The wikipedia page for ADCOP i had given above, lists a whole set of links from where you can get more info. and data. One main source is the website of ADNOC (https://www.adnoc.ae/) who owns/operates ADCOP. The UAE has been calling in loans (eg. $3.5billion from Pakistan), asking the US for money (links given above) etc. all towards having enough to ramp up production to 5 million bpd by 2027. The defence cooperation between the UAE and US is longstanding, with the recent war merely ramping it up. The OPEC/OPEC+ is just a cartel which should have been broken up long ago.

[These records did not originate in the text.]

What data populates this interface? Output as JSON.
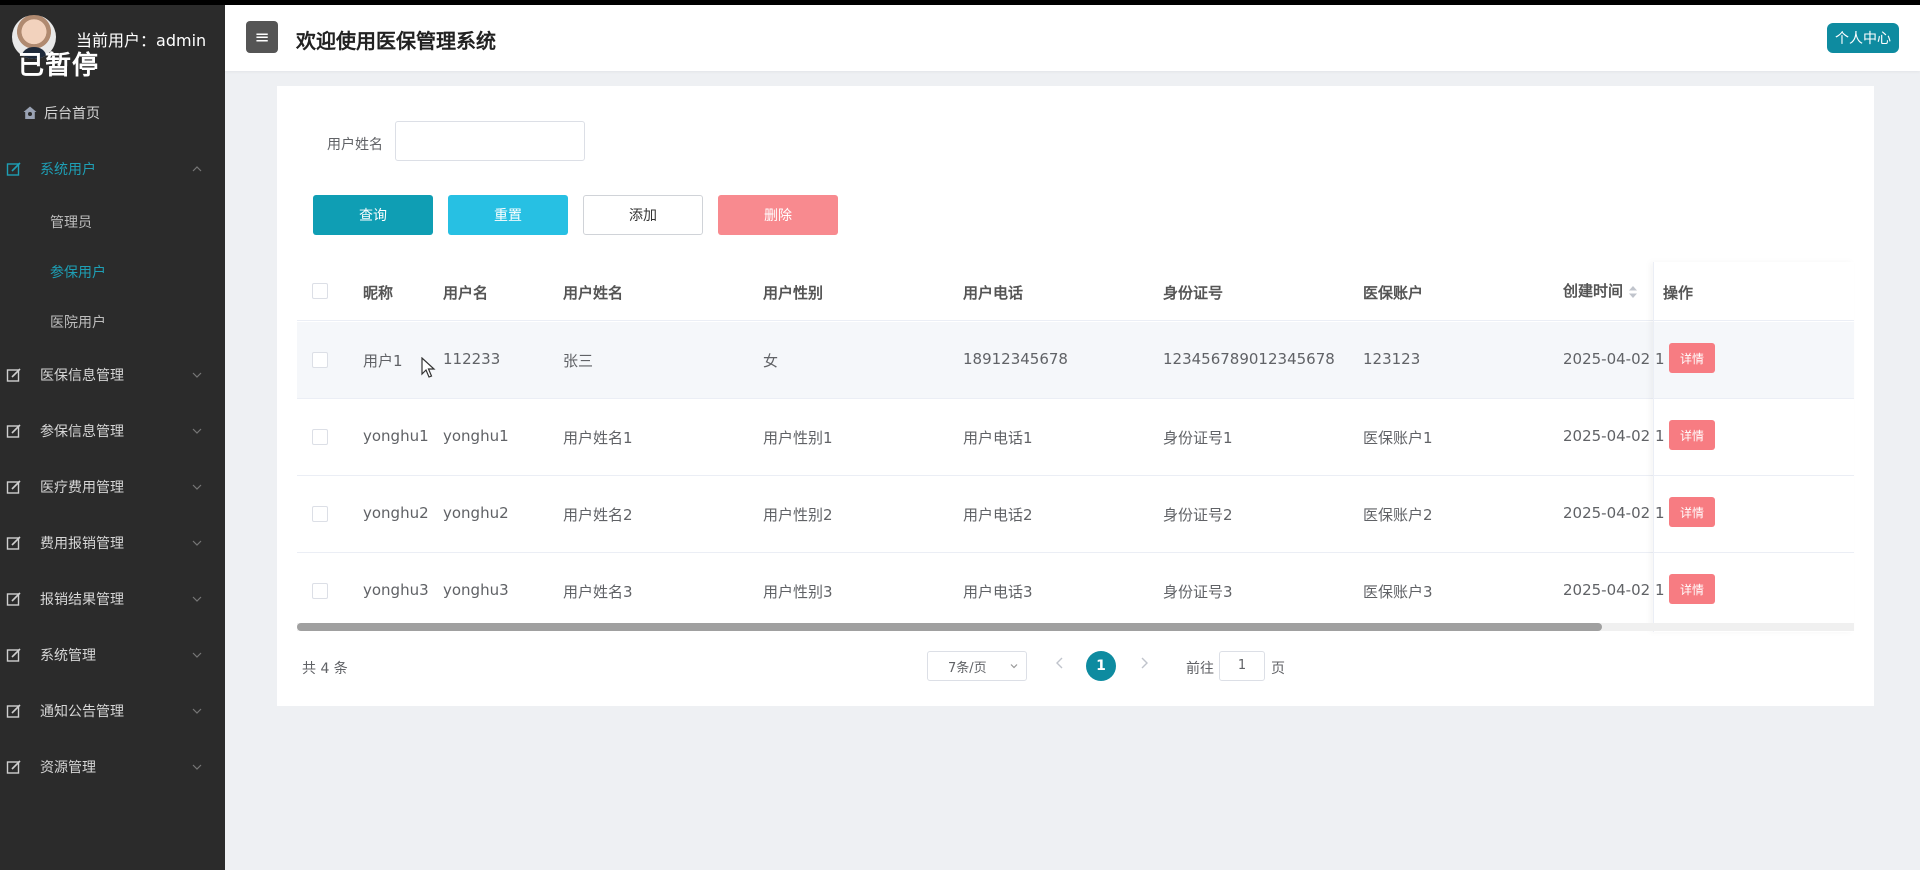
{
  "sidebar": {
    "current_user_label": "当前用户：",
    "current_user": "admin",
    "overlay_text": "已暂停",
    "home": "后台首页",
    "items": [
      {
        "label": "系统用户",
        "expanded": true,
        "children": [
          "管理员",
          "参保用户",
          "医院用户"
        ],
        "active_child": 1
      },
      {
        "label": "医保信息管理"
      },
      {
        "label": "参保信息管理"
      },
      {
        "label": "医疗费用管理"
      },
      {
        "label": "费用报销管理"
      },
      {
        "label": "报销结果管理"
      },
      {
        "label": "系统管理"
      },
      {
        "label": "通知公告管理"
      },
      {
        "label": "资源管理"
      }
    ]
  },
  "header": {
    "menu_icon": "≡",
    "title": "欢迎使用医保管理系统",
    "personal_center": "个人中心"
  },
  "search": {
    "label": "用户姓名",
    "value": "",
    "placeholder": ""
  },
  "buttons": {
    "query": "查询",
    "reset": "重置",
    "add": "添加",
    "delete": "删除"
  },
  "table": {
    "headers": [
      "昵称",
      "用户名",
      "用户姓名",
      "用户性别",
      "用户电话",
      "身份证号",
      "医保账户",
      "创建时间",
      "操作"
    ],
    "rows": [
      [
        "用户1",
        "112233",
        "张三",
        "女",
        "18912345678",
        "123456789012345678",
        "123123",
        "2025-04-02 1"
      ],
      [
        "yonghu1",
        "yonghu1",
        "用户姓名1",
        "用户性别1",
        "用户电话1",
        "身份证号1",
        "医保账户1",
        "2025-04-02 1"
      ],
      [
        "yonghu2",
        "yonghu2",
        "用户姓名2",
        "用户性别2",
        "用户电话2",
        "身份证号2",
        "医保账户2",
        "2025-04-02 1"
      ],
      [
        "yonghu3",
        "yonghu3",
        "用户姓名3",
        "用户性别3",
        "用户电话3",
        "身份证号3",
        "医保账户3",
        "2025-04-02 1"
      ]
    ],
    "action_label": "详情"
  },
  "pagination": {
    "total": "共 4 条",
    "page_size": "7条/页",
    "current_page": "1",
    "goto_label": "前往",
    "goto_value": "1",
    "page_unit": "页"
  },
  "colors": {
    "accent": "#0e8ba0",
    "reset": "#27c0e3",
    "danger": "#f88a8f",
    "sidebar_bg": "#2b2b2b"
  }
}
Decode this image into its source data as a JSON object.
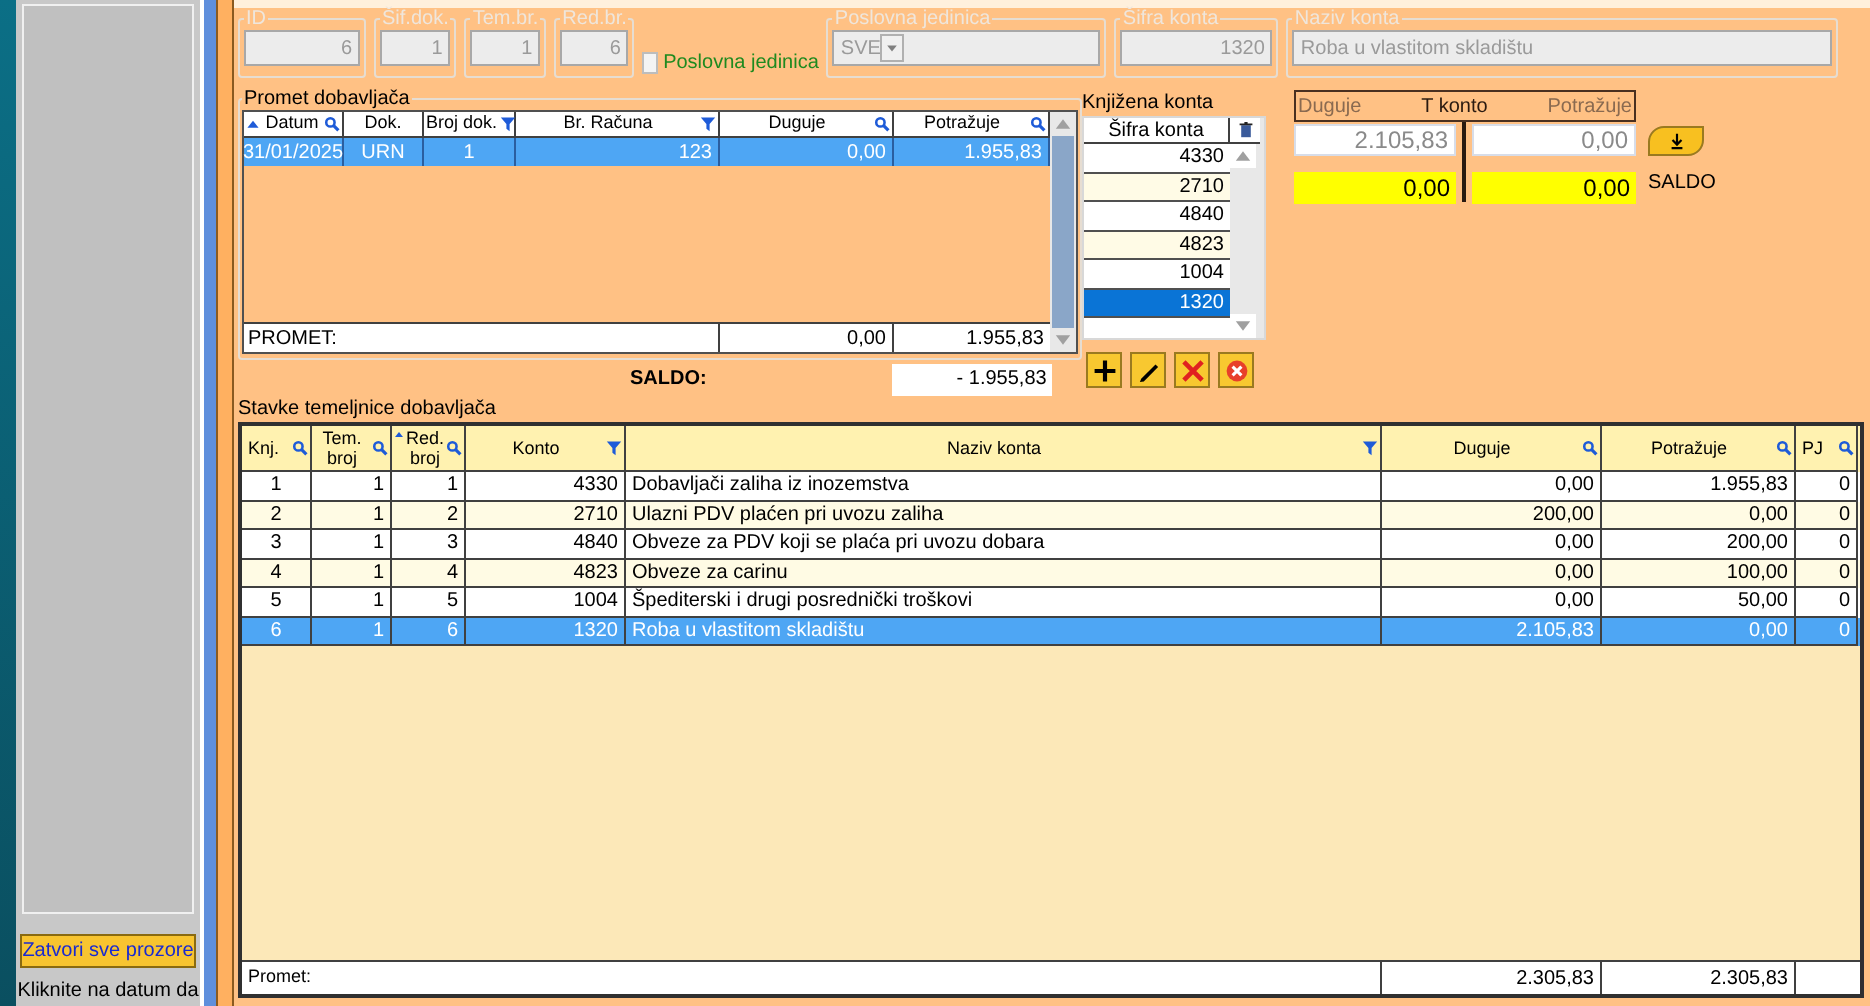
{
  "left_panel": {
    "close_all_button": "Zatvori sve prozore",
    "hint": "Kliknite na datum da"
  },
  "fields": [
    {
      "kind": "text",
      "label": "ID",
      "value": "6",
      "disabled": true
    },
    {
      "kind": "text",
      "label": "Šif.dok.",
      "value": "1",
      "disabled": true
    },
    {
      "kind": "text",
      "label": "Tem.br.",
      "value": "1",
      "disabled": true
    },
    {
      "kind": "text",
      "label": "Red.br.",
      "value": "6",
      "disabled": true
    },
    {
      "kind": "checkbox",
      "label": "Poslovna jedinica",
      "checked": false
    },
    {
      "kind": "combo",
      "label": "Poslovna jedinica",
      "value": "SVE",
      "disabled": true
    },
    {
      "kind": "text",
      "label": "Šifra konta",
      "value": "1320",
      "disabled": true
    },
    {
      "kind": "wide",
      "label": "Naziv konta",
      "value": "Roba u vlastitom skladištu",
      "disabled": true
    }
  ],
  "promet": {
    "title": "Promet dobavljača",
    "columns": [
      {
        "label": "Datum",
        "sorted": true
      },
      {
        "label": "Dok.",
        "sorted": false
      },
      {
        "label": "Broj dok.",
        "sorted": false
      },
      {
        "label": "Br. Računa",
        "sorted": false
      },
      {
        "label": "Duguje",
        "sorted": false
      },
      {
        "label": "Potražuje",
        "sorted": false
      }
    ],
    "rows": [
      {
        "cells": [
          "31/01/2025",
          "URN",
          "1",
          "123",
          "0,00",
          "1.955,83"
        ],
        "selected": true
      }
    ],
    "footer": {
      "label": "PROMET:",
      "duguje": "0,00",
      "potrazuje": "1.955,83"
    },
    "saldo": {
      "label": "SALDO:",
      "value": "- 1.955,83"
    }
  },
  "konta": {
    "title": "Knjižena konta",
    "column": "Šifra konta",
    "items": [
      {
        "code": "4330",
        "selected": false
      },
      {
        "code": "2710",
        "selected": false
      },
      {
        "code": "4840",
        "selected": false
      },
      {
        "code": "4823",
        "selected": false
      },
      {
        "code": "1004",
        "selected": false
      },
      {
        "code": "1320",
        "selected": true
      }
    ]
  },
  "t_konto": {
    "debit_label": "Duguje",
    "title": "T konto",
    "credit_label": "Potražuje",
    "debit": "2.105,83",
    "credit": "0,00",
    "saldo_debit": "0,00",
    "saldo_credit": "0,00",
    "saldo_label": "SALDO"
  },
  "stavke": {
    "title": "Stavke temeljnice dobavljača",
    "columns": [
      {
        "label": "Knj.",
        "sorted": false
      },
      {
        "label": "Tem. broj",
        "sorted": false
      },
      {
        "label": "Red. broj",
        "sorted": true
      },
      {
        "label": "Konto",
        "sorted": false
      },
      {
        "label": "Naziv konta",
        "sorted": false
      },
      {
        "label": "Duguje",
        "sorted": false
      },
      {
        "label": "Potražuje",
        "sorted": false
      },
      {
        "label": "PJ",
        "sorted": false
      }
    ],
    "rows": [
      {
        "cells": [
          "1",
          "1",
          "1",
          "4330",
          "Dobavljači zaliha iz inozemstva",
          "0,00",
          "1.955,83",
          "0"
        ],
        "selected": false
      },
      {
        "cells": [
          "2",
          "1",
          "2",
          "2710",
          "Ulazni PDV plaćen pri uvozu zaliha",
          "200,00",
          "0,00",
          "0"
        ],
        "selected": false
      },
      {
        "cells": [
          "3",
          "1",
          "3",
          "4840",
          "Obveze za PDV koji se plaća pri uvozu dobara",
          "0,00",
          "200,00",
          "0"
        ],
        "selected": false
      },
      {
        "cells": [
          "4",
          "1",
          "4",
          "4823",
          "Obveze za carinu",
          "0,00",
          "100,00",
          "0"
        ],
        "selected": false
      },
      {
        "cells": [
          "5",
          "1",
          "5",
          "1004",
          "Špediterski i drugi posrednički troškovi",
          "0,00",
          "50,00",
          "0"
        ],
        "selected": false
      },
      {
        "cells": [
          "6",
          "1",
          "6",
          "1320",
          "Roba u vlastitom skladištu",
          "2.105,83",
          "0,00",
          "0"
        ],
        "selected": true
      }
    ],
    "footer": {
      "label": "Promet:",
      "duguje": "2.305,83",
      "potrazuje": "2.305,83"
    }
  }
}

The UAE’s Energy Playbook Is Paying Off Amid Global Turmoil - https://oilprice.com/Energy/Crude-Oil/The-UAEs-Energy-Playbo...

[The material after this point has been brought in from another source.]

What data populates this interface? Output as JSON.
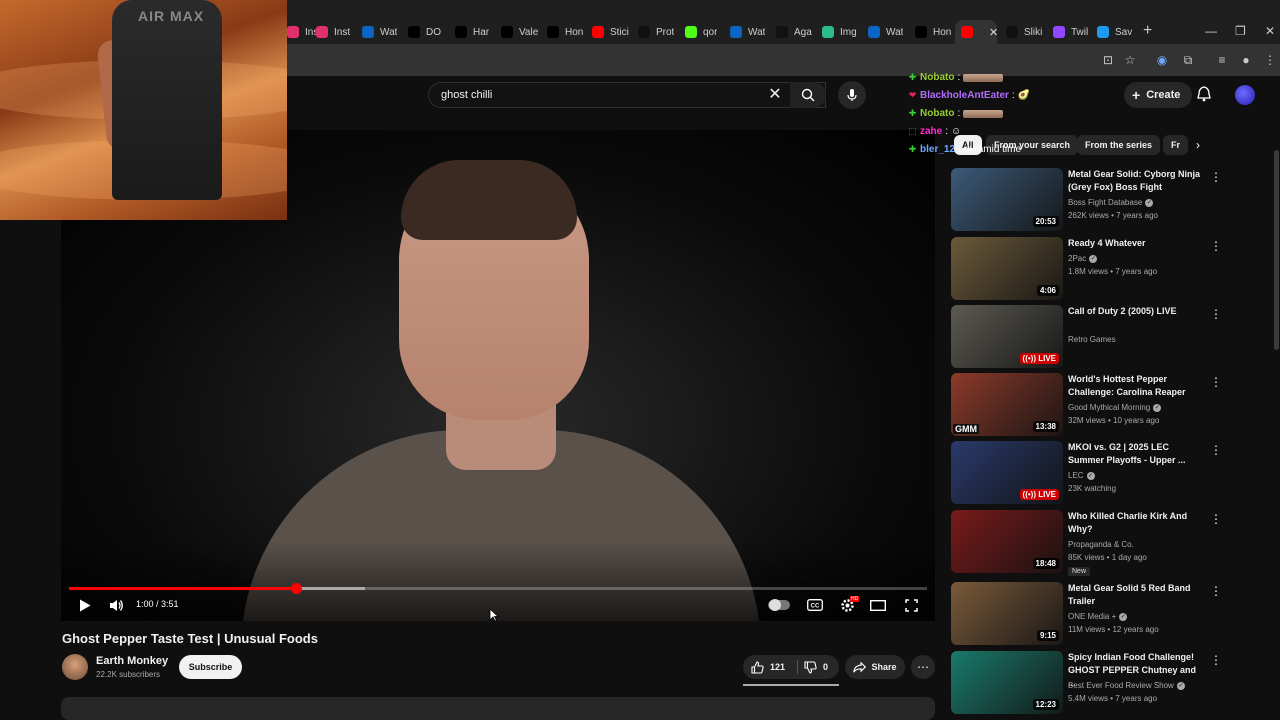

UAE To Hit Its Oil Capacity Increase Sooner Than Expected - https://oilprice.com/Latest-Energy-News/World-News/UAE-To-Hi...

Will the Iran war end Strait of Hormuz oil supremacy? - https://www.dw.com/en/iran-war-strait-of-hormuz-oil-supply-r...

In bid to bypass Hormuz chokepoint, Gulf countries scramble to ramp up infra - https://archive.ph/Xh1aq#selection-669.0-669.76

don_esteban 2 hours ago | parent [-]

I think we are talking past each other.

The increase in production capacity is irrelevant if you don't have a way to export the said production.

My question was specifically about the increase in the pipeline's capacity. Because your statement "As pointed out above Hormuz is being bypassed with ADCOP's capacity being ramped up." does not make sense otherwise.

Chatgpt tell me this this: Short term: increase ADCOP from ~1.5 → ~1.8–2.0 mb/d (confirmed and achievable) Medium term: expand storage and export infrastructure at Fujairah Long term: build additional pipelines/corridors alongside ADCOP

Short term is too small. Medium term does not help with the throughput, just better buffering. And the long term is, well, long term (= many, many years).

Why could something that might happen many years in the future force the Iran to open Hormuz now?

The thing is, 5-10 years from now the importance of oil will be greatly diminished, as this oil shock will result in much greater push for decarbonisation than all climate summits combined (and the technology -- mostly solar and long distance DC lines - is essentially ready, at a reasonable cost). The gulf states see this, so I am not 100% sure all those pushes for extra pipelines will come to fruition, once the Iran war cools down.